How can a FVCI benefit from a DTAA
- Double tax Avoidance Agreement is entered between two countries for the benefit of its taxpayers who otherwise would be taxed twice, one in the country where they reside and other in the country where they earn income. India has signed DTAA with more than 100 countries and FVCI from these countries can benefit from the tax treaties. Countries like Mauritius, Ireland, Cayman islands, Singapore, Netherland are
- Section 90(2) of IT Act states that a non-resident of a country which has a Double Tax Avoidance Agreement signed with India can opt to be taxed either under the IT Act or DTAA whichever is beneficial to him. FVCI incorporated in a country that has a tax treaty with India can benefit immensely provided it does not have a permanent establishments in India.
Compliances by FVCI
- FVCIs have to maintain books of account, records and documents for a period of eight years, and inform SEBI about their place.
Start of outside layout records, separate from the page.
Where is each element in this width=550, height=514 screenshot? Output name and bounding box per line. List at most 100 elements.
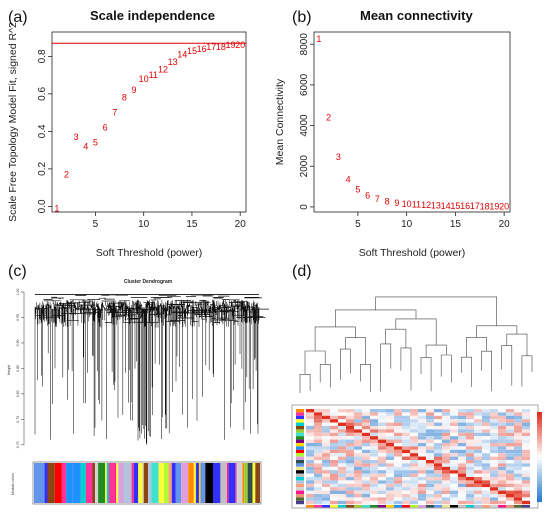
heatmap-cell [314, 443, 322, 447]
heatmap-cell [322, 487, 330, 491]
heatmap-cell [394, 429, 402, 433]
heatmap-cell [426, 439, 434, 443]
heatmap-cell [490, 480, 498, 484]
module-color-key [370, 505, 378, 508]
heatmap-cell [498, 449, 506, 454]
heatmap-cell [362, 487, 370, 491]
heatmap-cell [394, 473, 402, 477]
heatmap-cell [338, 426, 346, 430]
heatmap-cell [522, 436, 530, 440]
heatmap-cell [482, 439, 490, 443]
legend-step [537, 433, 542, 437]
y-axis-label: Mean Connectivity [274, 78, 286, 165]
heatmap-cell [402, 429, 410, 433]
heatmap-cell [402, 439, 410, 443]
heatmap-cell [354, 419, 362, 423]
heatmap-cell [306, 446, 314, 450]
heatmap-cell [338, 494, 346, 498]
heatmap-cell [418, 490, 426, 494]
x-tick-label: 20 [235, 219, 247, 230]
heatmap-cell [450, 480, 458, 484]
heatmap-cell [346, 432, 354, 437]
heatmap-cell [458, 429, 466, 433]
heatmap-cell [426, 453, 434, 457]
heatmap-cell [314, 446, 322, 450]
heatmap-cell [362, 473, 370, 477]
heatmap-cell [442, 443, 450, 447]
module-color-segment [105, 463, 107, 503]
heatmap-cell [466, 429, 474, 433]
heatmap-cell [394, 500, 402, 505]
heatmap-cell [362, 415, 370, 420]
heatmap-cell [418, 477, 426, 481]
heatmap-cell [426, 412, 434, 416]
heatmap-cell [330, 497, 338, 501]
heatmap-cell [490, 436, 498, 440]
module-color-key [296, 436, 304, 440]
module-color-key [498, 505, 506, 508]
heatmap-cell [394, 426, 402, 430]
heatmap-cell [426, 419, 434, 423]
heatmap-cell [354, 487, 362, 491]
heatmap-cell [514, 409, 522, 413]
heatmap-cell [458, 466, 466, 471]
heatmap-cell [370, 494, 378, 498]
heatmap-cell [482, 436, 490, 440]
y-tick-label: 0.70 [16, 441, 20, 448]
heatmap-cell [506, 480, 514, 484]
heatmap-cell [410, 449, 418, 454]
heatmap-cell [386, 500, 394, 505]
heatmap-cell [354, 415, 362, 420]
y-tick-label: 6000 [299, 73, 310, 96]
heatmap-cell [346, 419, 354, 423]
heatmap-cell [450, 409, 458, 413]
heatmap-cell [490, 500, 498, 505]
heatmap-cell [338, 422, 346, 426]
heatmap-cell [442, 409, 450, 413]
heatmap-cell [490, 460, 498, 464]
module-color-key [296, 453, 304, 457]
heatmap-cell [330, 456, 338, 460]
heatmap-cell [426, 470, 434, 474]
heatmap-cell [402, 432, 410, 437]
heatmap-cell [482, 426, 490, 430]
heatmap-cell [498, 436, 506, 440]
heatmap-cell [482, 480, 490, 484]
panel-d-label: (d) [292, 263, 312, 280]
module-color-segment [106, 463, 109, 503]
heatmap-cell [434, 470, 442, 474]
heatmap-cell [338, 490, 346, 494]
module-color-key [346, 505, 354, 508]
heatmap-cell [450, 456, 458, 460]
heatmap-cell [490, 443, 498, 447]
y-tick-label: 0.80 [16, 390, 20, 397]
heatmap-cell [450, 419, 458, 423]
module-color-key [296, 429, 304, 433]
y-tick-label: 0 [299, 204, 310, 210]
heatmap-cell [346, 443, 354, 447]
heatmap-cell [506, 412, 514, 416]
heatmap-cell [498, 497, 506, 501]
heatmap-cell [306, 487, 314, 491]
heatmap-cell [370, 422, 378, 426]
heatmap-cell [354, 453, 362, 457]
heatmap-cell [362, 429, 370, 433]
heatmap-cell [370, 490, 378, 494]
heatmap-cell [522, 453, 530, 457]
module-color-key [474, 505, 482, 508]
heatmap-cell [354, 426, 362, 430]
heatmap-cell [394, 439, 402, 443]
heatmap-cell [498, 432, 506, 437]
heatmap-cell [514, 443, 522, 447]
heatmap-cell [466, 456, 474, 460]
heatmap-cell [346, 426, 354, 430]
heatmap-cell [458, 432, 466, 437]
heatmap-cell [338, 477, 346, 481]
module-color-segment [164, 463, 169, 503]
x-tick-label: 5 [355, 219, 361, 230]
heatmap-cell [514, 432, 522, 437]
heatmap-cell [330, 429, 338, 433]
heatmap-cell [306, 443, 314, 447]
heatmap-cell [490, 463, 498, 467]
The records have to present a true and clear picture of the state of affair.
- SEBI can at any time ask any FVCI to furnish the records
- FVCI has to enter into an agreement with the domestic custodian to act as a custodian of securities.
- The domestic custodian has to monitor investment, furnish periodic reports as well as any information that is called for by SEBI.
- FVCI has to appoint a branch of a bank that is approved by the Reserve Bank of India as designated bank for opening of foreign currency denominated accounts or special non resident rupee account.
Obligations of FVCI during the investigation
SEBI is empowered to suo moto initiate an inspection or investigate the conduct and affairs of the FVCI and he is under obligation to;
- Furnish statement and information needed by an officer for investigation.
- To provide the Inspecting or investigator officer with all relevant information as required by them.
India has the third largest number of tech startups after USA and UK. However, a startup ecosystem cannot thrive without robust Venture Capital supporting these startups.
Keeping pace with the changing priorities of the government, and in order to increase the foreign investment in India by attracting Foreign Venture Capital Funds, the Indian government has created a very clear and investor friendly framework for FVC investments.